SRA helps law firms provide more services to consumers

The Solicitors Regulation Authority is helping law firms that want to expand their business beyond traditional legal services by publishing new guidance on the Separate Business Rule.

From November, the SRA will change its rules to make it easier for solicitor-owned firms to be involved in separate businesses that offer a range of professional services. This would help them compete with other professional firms that have created similar "multi-disciplinary practices".

Crispin Passmore, Executive Director for Policy, said: "The legal services market is big business and more and more firms providing legal services are looking to innovate, to create different ways of delivering what consumers want. We want to support this innovation, so we have amended the rules to create a level playing field, allowing law firms to compete with other companies offering these ‘one-stop shops'.

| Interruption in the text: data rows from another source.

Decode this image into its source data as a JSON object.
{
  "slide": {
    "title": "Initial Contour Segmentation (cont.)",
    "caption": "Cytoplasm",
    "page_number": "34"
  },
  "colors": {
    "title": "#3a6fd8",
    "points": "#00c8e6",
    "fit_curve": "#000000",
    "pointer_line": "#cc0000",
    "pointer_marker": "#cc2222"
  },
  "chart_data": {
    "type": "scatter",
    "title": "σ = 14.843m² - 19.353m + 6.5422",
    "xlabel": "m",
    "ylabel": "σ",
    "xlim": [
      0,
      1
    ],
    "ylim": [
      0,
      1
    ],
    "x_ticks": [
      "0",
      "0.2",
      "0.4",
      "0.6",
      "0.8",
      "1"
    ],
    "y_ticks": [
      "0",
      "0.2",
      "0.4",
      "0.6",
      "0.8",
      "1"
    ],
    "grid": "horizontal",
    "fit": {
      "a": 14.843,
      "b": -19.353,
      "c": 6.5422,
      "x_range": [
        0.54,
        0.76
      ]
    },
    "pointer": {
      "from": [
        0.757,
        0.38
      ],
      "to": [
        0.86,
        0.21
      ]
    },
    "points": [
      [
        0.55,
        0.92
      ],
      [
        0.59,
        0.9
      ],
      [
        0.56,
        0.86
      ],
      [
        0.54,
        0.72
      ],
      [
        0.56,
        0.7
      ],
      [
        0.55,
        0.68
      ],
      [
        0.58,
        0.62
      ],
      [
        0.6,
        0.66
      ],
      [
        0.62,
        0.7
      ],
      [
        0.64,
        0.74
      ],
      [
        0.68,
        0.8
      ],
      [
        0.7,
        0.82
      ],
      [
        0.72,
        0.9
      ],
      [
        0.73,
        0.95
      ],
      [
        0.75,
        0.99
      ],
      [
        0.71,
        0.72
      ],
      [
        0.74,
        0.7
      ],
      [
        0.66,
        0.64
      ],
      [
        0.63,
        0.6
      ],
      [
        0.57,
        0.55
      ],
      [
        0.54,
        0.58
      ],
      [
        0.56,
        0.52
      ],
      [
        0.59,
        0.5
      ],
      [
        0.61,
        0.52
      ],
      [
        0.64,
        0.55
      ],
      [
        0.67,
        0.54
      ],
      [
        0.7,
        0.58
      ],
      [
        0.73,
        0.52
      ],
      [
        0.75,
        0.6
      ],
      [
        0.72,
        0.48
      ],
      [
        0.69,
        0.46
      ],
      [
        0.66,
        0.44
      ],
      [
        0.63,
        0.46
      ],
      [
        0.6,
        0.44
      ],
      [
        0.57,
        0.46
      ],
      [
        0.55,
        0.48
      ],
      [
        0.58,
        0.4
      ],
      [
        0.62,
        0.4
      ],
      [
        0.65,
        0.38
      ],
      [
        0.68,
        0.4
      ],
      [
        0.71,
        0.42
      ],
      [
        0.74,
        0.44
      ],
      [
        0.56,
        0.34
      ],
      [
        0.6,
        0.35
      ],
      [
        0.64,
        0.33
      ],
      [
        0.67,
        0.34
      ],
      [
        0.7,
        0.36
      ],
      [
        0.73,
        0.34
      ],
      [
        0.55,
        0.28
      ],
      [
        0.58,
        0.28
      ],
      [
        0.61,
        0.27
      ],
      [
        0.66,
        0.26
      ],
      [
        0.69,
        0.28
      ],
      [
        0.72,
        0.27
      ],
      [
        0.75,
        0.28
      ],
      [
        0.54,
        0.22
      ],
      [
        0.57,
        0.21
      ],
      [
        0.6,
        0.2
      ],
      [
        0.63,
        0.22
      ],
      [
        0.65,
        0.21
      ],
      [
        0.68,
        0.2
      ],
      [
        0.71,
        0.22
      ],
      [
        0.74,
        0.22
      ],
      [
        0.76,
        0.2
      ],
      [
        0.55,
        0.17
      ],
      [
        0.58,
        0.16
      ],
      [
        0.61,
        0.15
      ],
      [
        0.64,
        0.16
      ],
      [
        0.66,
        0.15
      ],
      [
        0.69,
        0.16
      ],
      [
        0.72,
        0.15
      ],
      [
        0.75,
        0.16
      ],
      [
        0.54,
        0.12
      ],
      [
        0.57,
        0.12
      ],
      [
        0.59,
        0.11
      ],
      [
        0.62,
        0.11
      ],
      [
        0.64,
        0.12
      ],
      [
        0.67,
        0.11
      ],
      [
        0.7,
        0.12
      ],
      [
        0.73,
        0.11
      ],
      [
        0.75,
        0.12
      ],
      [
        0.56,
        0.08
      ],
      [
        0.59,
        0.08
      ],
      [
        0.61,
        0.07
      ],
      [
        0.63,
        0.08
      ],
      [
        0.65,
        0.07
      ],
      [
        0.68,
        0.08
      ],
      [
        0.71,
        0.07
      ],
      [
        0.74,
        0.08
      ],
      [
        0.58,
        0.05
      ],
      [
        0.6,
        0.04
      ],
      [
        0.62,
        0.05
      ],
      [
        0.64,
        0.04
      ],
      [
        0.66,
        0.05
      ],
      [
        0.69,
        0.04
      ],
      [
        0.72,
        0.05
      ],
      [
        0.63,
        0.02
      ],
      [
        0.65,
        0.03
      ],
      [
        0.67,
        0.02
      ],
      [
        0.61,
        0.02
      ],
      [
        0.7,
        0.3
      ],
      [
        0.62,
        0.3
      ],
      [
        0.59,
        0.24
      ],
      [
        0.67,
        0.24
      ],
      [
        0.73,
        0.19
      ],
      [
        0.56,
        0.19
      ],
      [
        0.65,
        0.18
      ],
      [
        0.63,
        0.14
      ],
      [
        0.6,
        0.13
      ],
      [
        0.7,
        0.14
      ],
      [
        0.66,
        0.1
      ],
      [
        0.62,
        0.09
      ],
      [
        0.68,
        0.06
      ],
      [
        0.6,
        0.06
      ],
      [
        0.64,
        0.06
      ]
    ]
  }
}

"We are now looking into what more we should do to give solicitors even more flexibility in future. We have a responsibility to encourage a competitive, vibrant legal sector which ultimately increases choice for consumers."

The guidance includes advice around referrals, ensuring clients know which areas of work are covered by regulation and which are not, and making sure they can make informed choices about the services available. The guidance also reminds solicitors of the rules on practising and the basic principles of acting with integrity and not allowing their independence to be compromised.

The guidance can be found here:

Go to the guidance

 

Note to editors

The decision to amend the SBR was made by the SRA Board on 4 June and subsequently approved by the Legal Services Board. Liberalisation of the legal market means other types of businesses are already allowed to own law firms and deliver innovative services.

By changing the rule, all SRA regulated law firms can own separate businesses, allowing them to compete on a level playing field with alternative business structures (ABSs) - firms part-owned by non-lawyers. Three of the big four accountancy firms in the UK have law firms created in this way.

As part of the same package of reforms, the rules on what activities can be undertaken within solicitors firms have been relaxed, making it easier for those firms to create one-stop shops for professional services.